Tuesday, January 14, 2020
Sen. Warren’s plan to ease student loan debt would be through administrative authority, and not revolve around Congressional approval. This move to cancel or modify a scope of around $640 billion of student debt would be acted out through the Department of Education. Funded by the Warren Administration’s proposed wealth tax (on household of $50 million or more), this amount would be a fraction of what the campaign estimates would generate $2.75 trillion.
This is currently legal and possible through the Higher Education Act which details that the Department of Education has the discretion “to modify, compromise, waive or release student loans”. She would authorize the Department to provide as much as $50,000 in relief for 95% of student loan borrowers.
Warren also intends to address racial disparities in the education system, increase outreach and relief for borrows, assist in improving the student loan debtors credit history, crack down on predatory lending and end federal aid to for-profit colleges.
This proposal has the potential to eliminate private student loan debt for approximately 42 million Americans. The Warren campaign noted that the American government has tackled much more difficult tasks in the name of big business bailouts, tax giveaways and other such concessions.
Wednesday, January 8, 2020
Sen. Elizabeth Warren released a plan yesterday to restore bankruptcy protections, in direct opposition to a 2005 law that fellow presidential candidate Joe Biden successfully promoted as a Delaware Senator.

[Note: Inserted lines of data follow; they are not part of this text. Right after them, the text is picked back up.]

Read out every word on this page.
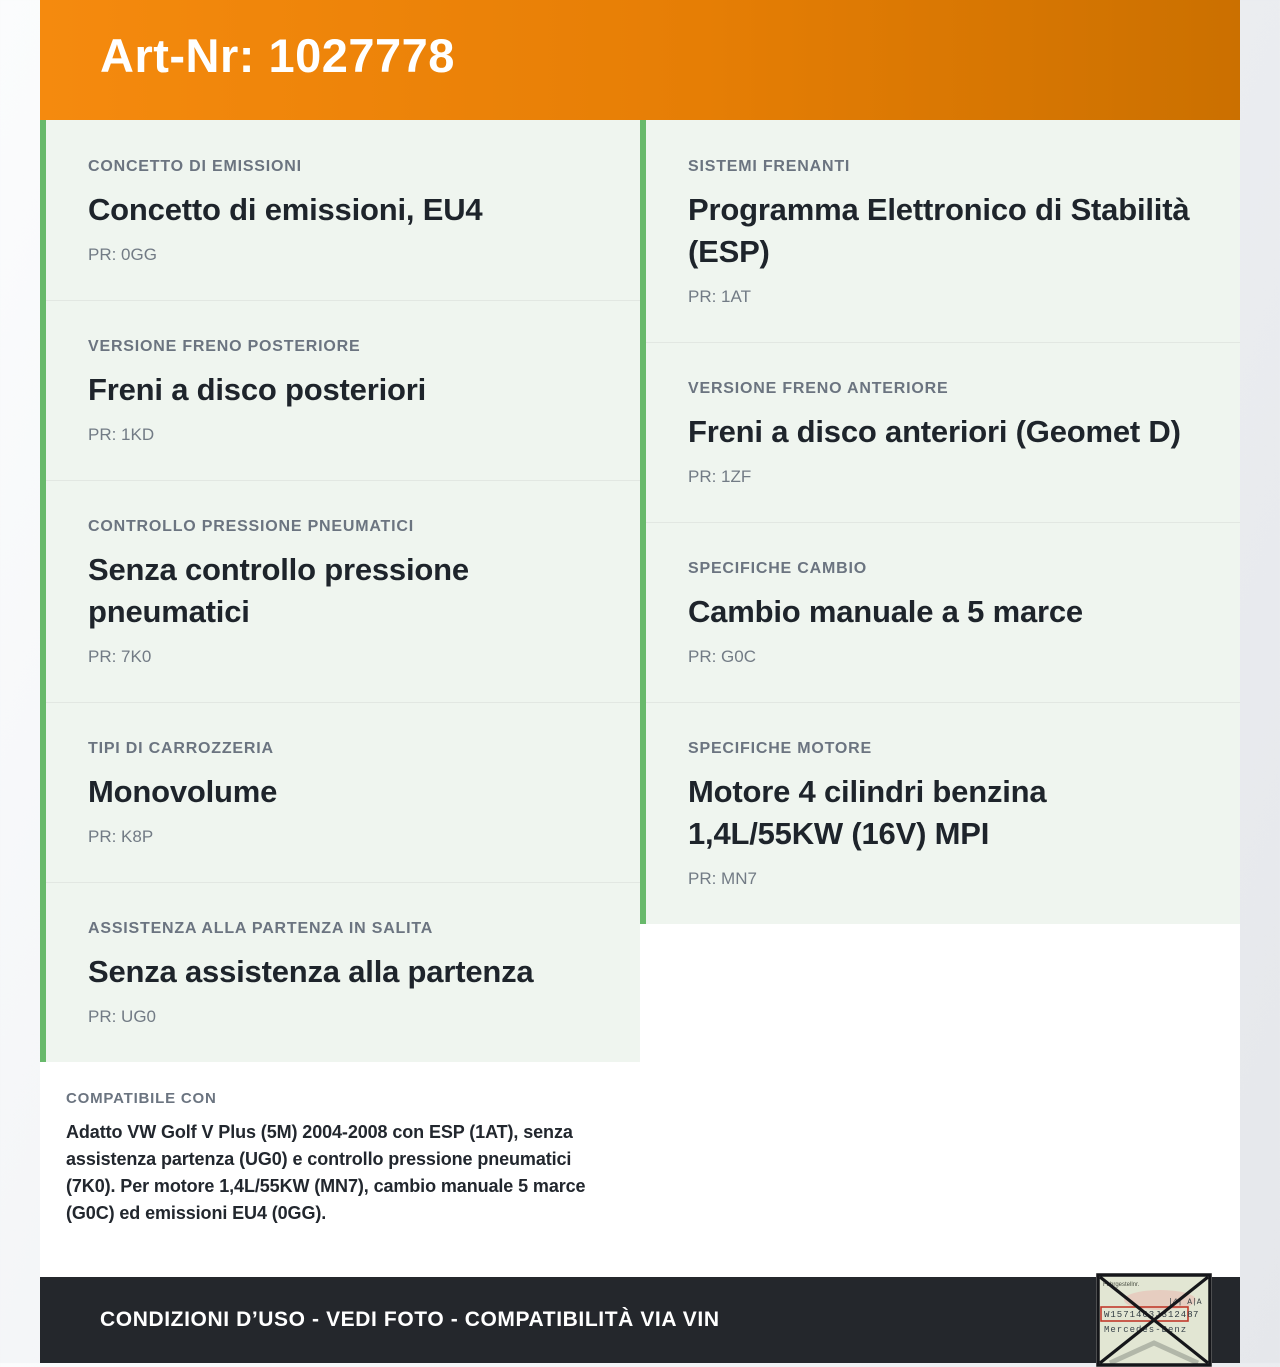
Art-Nr: 1027778
CONCETTO DI EMISSIONI
Concetto di emissioni, EU4
PR: 0GG
VERSIONE FRENO POSTERIORE
Freni a disco posteriori
PR: 1KD
CONTROLLO PRESSIONE PNEUMATICI
Senza controllo pressione pneumatici
PR: 7K0
TIPI DI CARROZZERIA
Monovolume
PR: K8P
ASSISTENZA ALLA PARTENZA IN SALITA
Senza assistenza alla partenza
PR: UG0
COMPATIBILE CON

Adatto VW Golf V Plus (5M) 2004-2008 con ESP (1AT), senza assistenza partenza (UG0) e controllo pressione pneumatici (7K0). Per motore 1,4L/55KW (MN7), cambio manuale 5 marce (G0C) ed emissioni EU4 (0GG).

SISTEMI FRENANTI
Programma Elettronico di Stabilità (ESP)
PR: 1AT
VERSIONE FRENO ANTERIORE
Freni a disco anteriori (Geomet D)
PR: 1ZF
SPECIFICHE CAMBIO
Cambio manuale a 5 marce
PR: G0C
SPECIFICHE MOTORE
Motore 4 cilindri benzina 1,4L/55KW (16V) MPI
PR: MN7
CONDIZIONI D’USO - VEDI FOTO - COMPATIBILITÀ VIA VIN
Fahrgestellnr.
|4| A|A
W1571463J31248 7
Mercedes-Benz
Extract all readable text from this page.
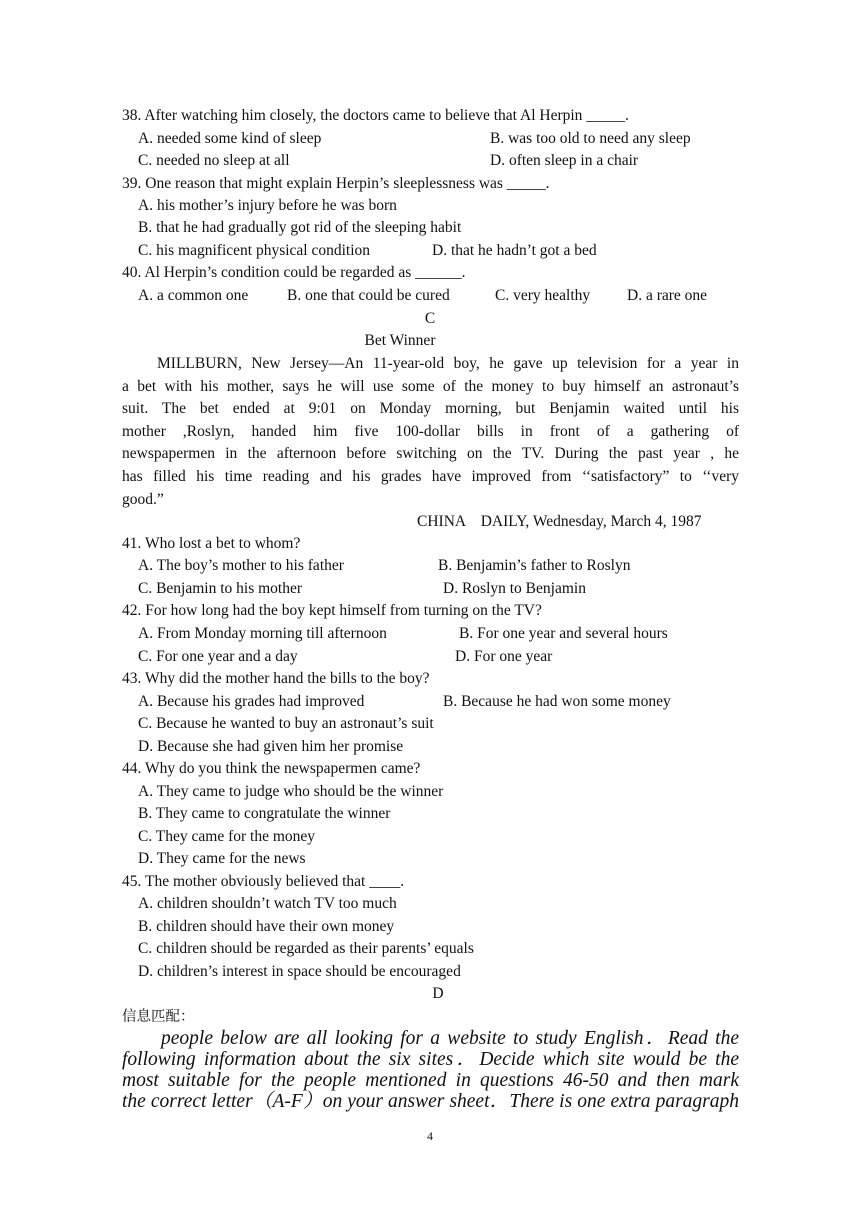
38. After watching him closely, the doctors came to believe that Al Herpin _____.
A. needed some kind of sleep	B. was too old to need any sleep
C. needed no sleep at all	D. often sleep in a chair
39. One reason that might explain Herpin’s sleeplessness was _____.
A. his mother’s injury before he was born
B. that he had gradually got rid of the sleeping habit
C. his magnificent physical condition	D. that he hadn’t got a bed
40. Al Herpin’s condition could be regarded as ______.
A. a common one	B. one that could be cured	C. very healthy D. a rare one
C
Bet Winner
MILLBURN, New Jersey—An 11-year-old boy, he gave up television for a year in
a bet with his mother, says he will use some of the money to buy himself an astronaut’s
suit. The bet ended at 9:01 on Monday morning, but Benjamin waited until his
mother ,Roslyn, handed him five 100-dollar bills in front of a gathering of
newspapermen in the afternoon before switching on the TV. During the past year , he
has filled his time reading and his grades have improved from ‘‘satisfactory” to ‘‘very
good.”
CHINA    DAILY, Wednesday, March 4, 1987
41. Who lost a bet to whom?
A. The boy’s mother to his father	B. Benjamin’s father to Roslyn
C. Benjamin to his mother	D. Roslyn to Benjamin
42. For how long had the boy kept himself from turning on the TV?
A. From Monday morning till afternoon	B. For one year and several hours
C. For one year and a day	D. For one year
43. Why did the mother hand the bills to the boy?
A. Because his grades had improved	B. Because he had won some money
C. Because he wanted to buy an astronaut’s suit
D. Because she had given him her promise
44. Why do you think the newspapermen came?
A. They came to judge who should be the winner
B. They came to congratulate the winner
C. They came for the money
D. They came for the news
45. The mother obviously believed that ____.
A. children shouldn’t watch TV too much
B. children should have their own money
C. children should be regarded as their parents’ equals
D. children’s interest in space should be encouraged
D
信息匹配：
people below are all looking for a website to study English．Read the
following information about the six sites．Decide which site would be the
most suitable for the people mentioned in questions 46-50 and then mark
the correct letter（A-F）on your answer sheet．There is one extra paragraph
4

Warren, as a bankruptcy lawyer, opposed and campaigned against the 2005 law from the start, as she believed that it damaged accessibility with increased costs and eligibility requirements only benefit creditors at the cost of working families. Her presidential plan would be to replace the two current main types of bankruptcy with a single system that would be more available to all debtors. Instead of Chapter 7, where individuals have to surrender their property, or Chapter 13, in which multiyear payments are entered into, Warren’s plan would offer a “menu of options” and would be a case-by-case basis whose options include payment plans or surrendering property. This is a big change from the current system.

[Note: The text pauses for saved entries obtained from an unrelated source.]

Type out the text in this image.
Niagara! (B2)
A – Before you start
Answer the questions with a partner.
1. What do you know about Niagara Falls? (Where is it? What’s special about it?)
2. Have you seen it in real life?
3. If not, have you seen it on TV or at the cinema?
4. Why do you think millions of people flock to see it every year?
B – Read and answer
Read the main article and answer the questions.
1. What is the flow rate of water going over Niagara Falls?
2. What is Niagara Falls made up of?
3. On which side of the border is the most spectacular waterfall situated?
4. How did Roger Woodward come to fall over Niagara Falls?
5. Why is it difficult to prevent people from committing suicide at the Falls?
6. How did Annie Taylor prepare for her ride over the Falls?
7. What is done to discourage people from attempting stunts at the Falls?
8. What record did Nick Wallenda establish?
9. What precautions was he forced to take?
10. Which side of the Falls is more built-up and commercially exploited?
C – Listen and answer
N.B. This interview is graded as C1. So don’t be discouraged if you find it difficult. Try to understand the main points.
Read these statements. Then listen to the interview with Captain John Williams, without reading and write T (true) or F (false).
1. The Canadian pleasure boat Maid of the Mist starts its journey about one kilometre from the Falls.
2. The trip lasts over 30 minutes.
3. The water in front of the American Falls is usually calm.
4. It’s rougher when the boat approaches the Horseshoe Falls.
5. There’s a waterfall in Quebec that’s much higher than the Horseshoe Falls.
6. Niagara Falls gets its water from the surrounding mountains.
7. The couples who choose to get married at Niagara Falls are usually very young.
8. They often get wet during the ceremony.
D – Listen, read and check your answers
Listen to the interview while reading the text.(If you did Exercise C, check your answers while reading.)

Her plan actively works to remove some of the hurdles from bankruptcy, such as the following example from Warren: “the same onerous paperwork requirements on a middle-class American filing bankruptcy that it did on a wealthy real-estate developer”. In her plan, student loan debt would be dischargeable (as well as homes and cars), same as other consumer debts. Additionally, it would allow debtors to modify their mortgages (mostly prohibited) and reverse the provision in the 2005 law requiring credit counseling and fees for anyone below the poverty line.
Warren has also vowed to increase accountability for creditors and crack down on bankruptcy practices that the wealthy and big corporations use to shield their assets, stop companies from collecting debts that are no longer valid, and allow people to sue creditors who try to collect debts that have already been discharged.
In summation, the two candidates’ opposing positions on bankruptcy are clear, and Warren’s plan recalls this historical opposition.